To pacify them, the local authority dishes out token fees to keep school bells ringing.
But the proud teachers do not always accept to live on these handouts and opt for strikes like employees in other sectors.
Reports from Khartoum indicate that teachers in Sinnar and Dewaim (central Sudan) and Genaina and Fashir (western Sudan) have embarked on an indefinite strike to back up their demands for the payment of salary arrears.
The secretary in charge of social and financial affairs in the
Teachers Federation, Bashir Abdulghani, told reporters that his
colleagues in those regions have stopped working after they lost
hope in payment of their arrears, despite repeated promises from
concerned authorities.
Abdulghani warned that the federation was planning a countrywide strike in case the teachers’ arrears are not paid.
He urged the central government to fulfil its repeated promises to pay teachers.
At one stage, the salaries of teachers and other workers became the responsibility of the local governments. But due to poor resources, the municipalities failed to fulfil this requirement and the federal administration agreed to take responsibility for teachers pay.
Faced with the crisis, central fiscal authorities concede that teachers were underpaid but argue that they do not have enough resources to pay 138,265 teachers on time and simultaneously cater for their normal professional career and training.
According to statistics from the ministry of education, out of 117,151 teachers at the primary level only 43 percent had received professional training and out of 21,114 secondary school teachers, barely 39 percent had had some form of training.

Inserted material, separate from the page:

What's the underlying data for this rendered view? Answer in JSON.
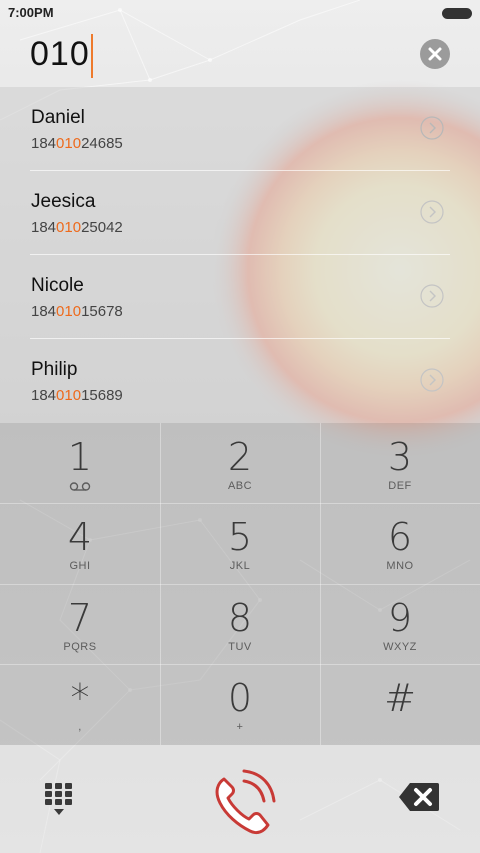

To tackle the situation in primary education, the ministry of higher education has devised a programme of gradually enrolling all teachers in the country’s institutions of education to obtain bachelors degrees.
The financial inability also reflects on pupil intake as statistics show that out of a targeted population of 6.6 million, only 3.13 million pupils in the 6-14 years age bracket were enrolled in primary schools (47.2 percent).
At the secondary level, 401,424 pupils were enrolled out of an eligible population of 2.22 million.
At the pre-school level (kindergarten and nursery schools), only 349,306 out of a target 1.8 million children have been enrolled.
In addition to meagre financial resources, the ministry of education attributes the low intake to the civil war that has rendered some parts of the country rather inaccessible.
Pupils in many schools have to sit on the ground.
Though education is free at the primary and secondary levels in the Sudan, students are currently obliged to pay fees due to the financial plight of teachers and lack of school equipment and supplies.
The situation is no better at the university level as planners have been constrained to scrap sundry services due to the tremendous intake in institutions of higher learning.
Students must now pay for food, lodging and transport, among other free services they previously enjoyed.
Notwithstanding, planners boast of raising enrolment from 4,000 in 1990 to 30,000 in 1999. Accordingly, the number of universities jumped from six in 1989 to 26 in 1999.
The major worry now is the exodus of lecturers and teachers.
Lecturers prefer to work in Saudi Arabia and other oil-rich countries of the Arabian Peninsula where they are well paid, forcing education authorities to hire lecturers from Syria, Iraq and Egypt, but without fully filling the gap.